Next Generation Learning Analytics

Benefits for Students
Learning analytics drawn from AI chat dialogues help students better understand how they are learning, not just what they are learning.
For example, a student working through calculus problems with an AI tutor can see that most of their questions cluster around integration by parts, signaling a specific conceptual gap rather than a general weakness.
Analytics can also reveal patterns such as repeatedly asking for final answers instead of step-by-step explanations, prompting students to adjust their approach toward deeper learning.
In writing or language courses, students might discover through chat logs that they consistently ask for grammar corrections but rarely for feedback on argument structure, helping them broaden their learning strategies.
By making these patterns visible, analytics encourage metacognition: students can reflect on whether they are using AI as a shortcut or as a learning partner. This turns AI-supported study into an opportunity for self-assessment and growth, helping learners take greater ownership of their progress and make more informed decisions about where to focus their time and effort.
Benefits for Teachers
For teachers, analytics of AI chat interactions replace intuition with concrete evidence about where students struggle and how they seek help.
For instance, an instructor might see that many students in a biology course are asking the AI similar questions about cellular respiration, indicating a widespread misconception that can be addressed in the next lecture.

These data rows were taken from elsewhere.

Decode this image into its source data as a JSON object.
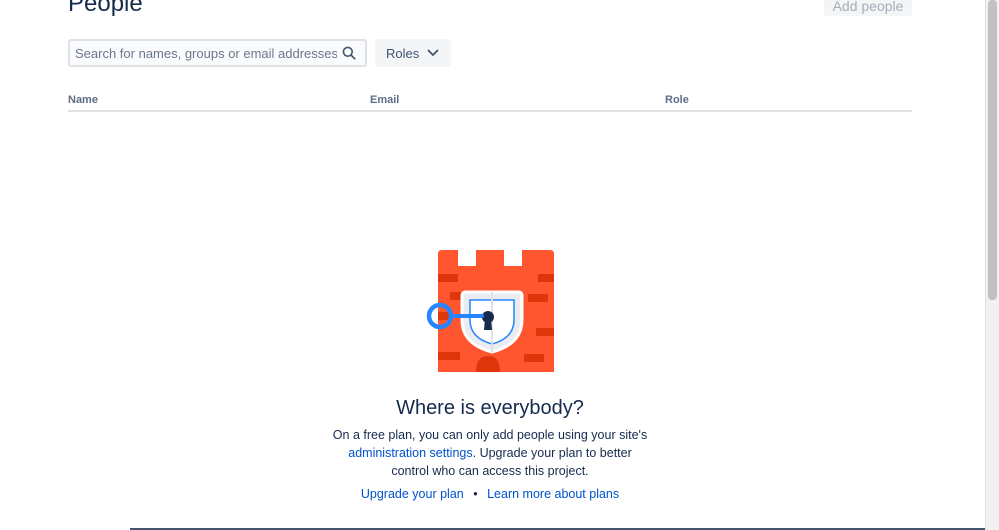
{
  "header": {
    "title": "People",
    "add_people_label": "Add people"
  },
  "filters": {
    "search_placeholder": "Search for names, groups or email addresses",
    "roles_label": "Roles"
  },
  "table": {
    "columns": [
      "Name",
      "Email",
      "Role"
    ]
  },
  "empty_state": {
    "title": "Where is everybody?",
    "desc_before": "On a free plan, you can only add people using your site's ",
    "desc_link": "administration settings",
    "desc_after": ". Upgrade your plan to better control who can access this project.",
    "separator": "•",
    "action_upgrade": "Upgrade your plan",
    "action_learn": "Learn more about plans"
  },
  "colors": {
    "accent_link": "#0052cc",
    "text_primary": "#172b4d",
    "castle_orange": "#ff5630",
    "castle_dark": "#de350b",
    "key_blue": "#2684ff"
  },
  "icons": [
    "search-icon",
    "chevron-down-icon",
    "castle-lock-illustration"
  ]
}
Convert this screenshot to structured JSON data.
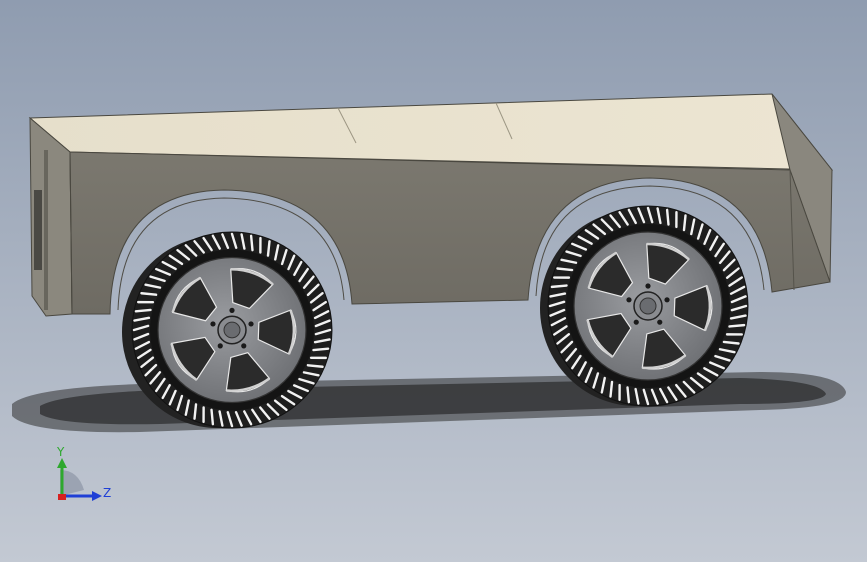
{
  "viewport": {
    "background_top": "#8f9cb0",
    "background_bottom": "#c3c9d3"
  },
  "model": {
    "body_top_color": "#e8e0cc",
    "body_side_color": "#76736a",
    "body_front_color": "#8b887e",
    "wheel_rim_color": "#7a7c80",
    "tire_color": "#1e1e1e",
    "tread_color": "#f2f2f2"
  },
  "triad": {
    "y_label": "Y",
    "z_label": "Z",
    "y_color": "#2ea82e",
    "z_color": "#1f3fd6",
    "x_color": "#d62020"
  }
}
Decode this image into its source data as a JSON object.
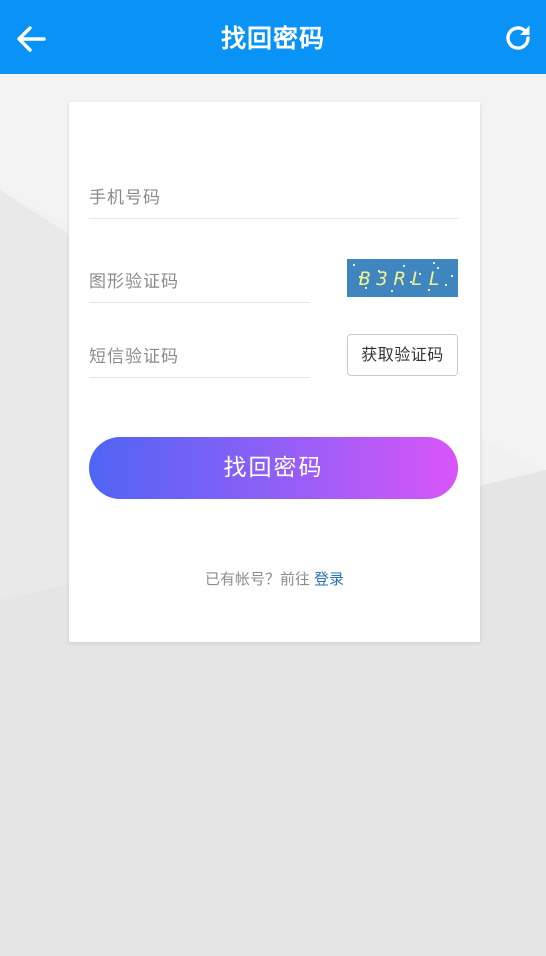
{
  "header": {
    "title": "找回密码",
    "back_icon": "back-arrow-icon",
    "refresh_icon": "refresh-icon",
    "bg_color": "#0a93f7"
  },
  "form": {
    "phone_placeholder": "手机号码",
    "captcha_placeholder": "图形验证码",
    "captcha_image_text": "B3RLL",
    "sms_placeholder": "短信验证码",
    "sms_button_label": "获取验证码",
    "submit_label": "找回密码"
  },
  "footer": {
    "prompt_text": "已有帐号？前往",
    "login_link": "登录"
  }
}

In a programming class, analytics might reveal that students frequently request debugging help for loops but rarely for functions, suggesting a specific skill gap rather than overall confusion.
Usage patterns can also distinguish between students who engage in extended back-and-forth problem solving and those who copy brief answers, allowing teachers to tailor feedback and design targeted interventions.
These insights support more precise instructional adjustments, such as creating additional practice materials, revising assignments, or modeling better questioning strategies in class.
When teachers bring anonymized examples or aggregated trends into classroom discussion, learning becomes transparent and shared, turning AI from a private aid into a collective object of analysis and improvement.